È un problema della società industrializzata che ha visto crescere i consumi, il tenore di vita, i conforts, tutta una serie di valori materiali, ma con questi anche la produzione di residui abbandonati, che costituiscono, nella loro massa, quelli che solitamente si ricomprendono nella categoria dei rifiuti solidi urbani. È con la crescita dei consumi, del tenore di vita, con la crescita globale della società che cresce anche il problema della raccolta e dello smaltimento dei rifiuti.
È un problema nuovo nella sua dimensione, nella sua tecnologia, nei suoi costi, nella sua stessa filosofia.
I consumi hanno aumentato a dismisura i volumi dei materiali cosiddetti residuali e dobbiamo fare ricorso alle tecnologie oggi disponibili, che mutano e crescono ogni giorno con ritmi, costi, professionalità le più diverse e complesse perché a loro volta i consumi sono resi possibili da nuove tecnologie che mettono a disposizione dei fornitori prodotti per 1’innanzi impensabili: forme di conservazione, contenitori dalle plastiche alle lattine, a tutte le diverse forme di veicolazione dei prodotti che vanno a costituire i residui che bisogna poi eliminare.

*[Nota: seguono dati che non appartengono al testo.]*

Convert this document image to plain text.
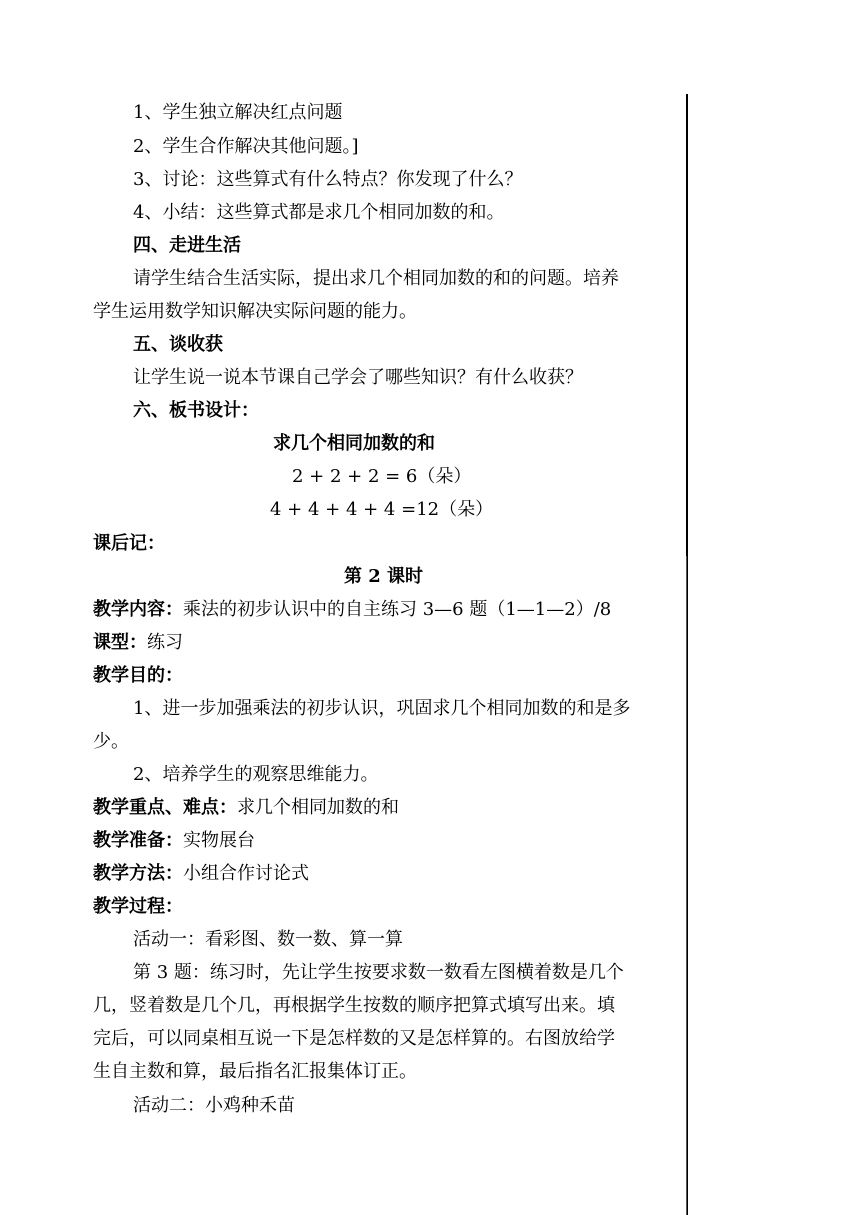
1、学生独立解决红点问题
2、学生合作解决其他问题。]
3、讨论：这些算式有什么特点？你发现了什么？
4、小结：这些算式都是求几个相同加数的和。
四、走进生活
请学生结合生活实际，提出求几个相同加数的和的问题。培养
学生运用数学知识解决实际问题的能力。
五、谈收获
让学生说一说本节课自己学会了哪些知识？有什么收获？
六、板书设计：
求几个相同加数的和
2 + 2 + 2 = 6（朵）
4 + 4 + 4 + 4 =12（朵）
课后记：
第 2 课时
教学内容：乘法的初步认识中的自主练习 3—6 题（1—1—2）/8
课型：练习
教学目的：
1、进一步加强乘法的初步认识，巩固求几个相同加数的和是多
少。
2、培养学生的观察思维能力。
教学重点、难点：求几个相同加数的和
教学准备：实物展台
教学方法：小组合作讨论式
教学过程：
活动一：看彩图、数一数、算一算
第 3 题：练习时，先让学生按要求数一数看左图横着数是几个
几，竖着数是几个几，再根据学生按数的顺序把算式填写出来。填
完后，可以同桌相互说一下是怎样数的又是怎样算的。右图放给学
生自主数和算，最后指名汇报集体订正。
活动二：小鸡种禾苗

Quindi più consumo più residui.
A questo punto si pone il ribaltamento della questione: sono residui o sono risorse?
Lo smaltimento va visto in questa prospettiva. Naturalmente i problemi sono diversi a seconda che si debbano affrontare quelli di una grande città come Cagliari (che poi è una grande città per la realtà sarda, ma è solo una medio-piccola città se vista in una prospettiva di più ampio contesto), o quelli di Torpè, Posada, Siniscola, Budoni, San Teodoro, per indicare un bacino di raccolta ben identificato nel territorio. Altro è raccogliere rifiuti solidi urbani che si concentrano in grande quantità e volume in un piccolo spazio; altro è raccogliere piccole quantità in un vasto spazio.
Sono costi, forme organizzative diverse, esigenze di consorzi, quindi esigenze giuridiche, tecniche, operative che si diversificano e che chiamano i poteri pubblici ad uno sforzo elaborativo, ad un impegno normativo e finanziario al quale, diciamolo francamente, non siamo preparati.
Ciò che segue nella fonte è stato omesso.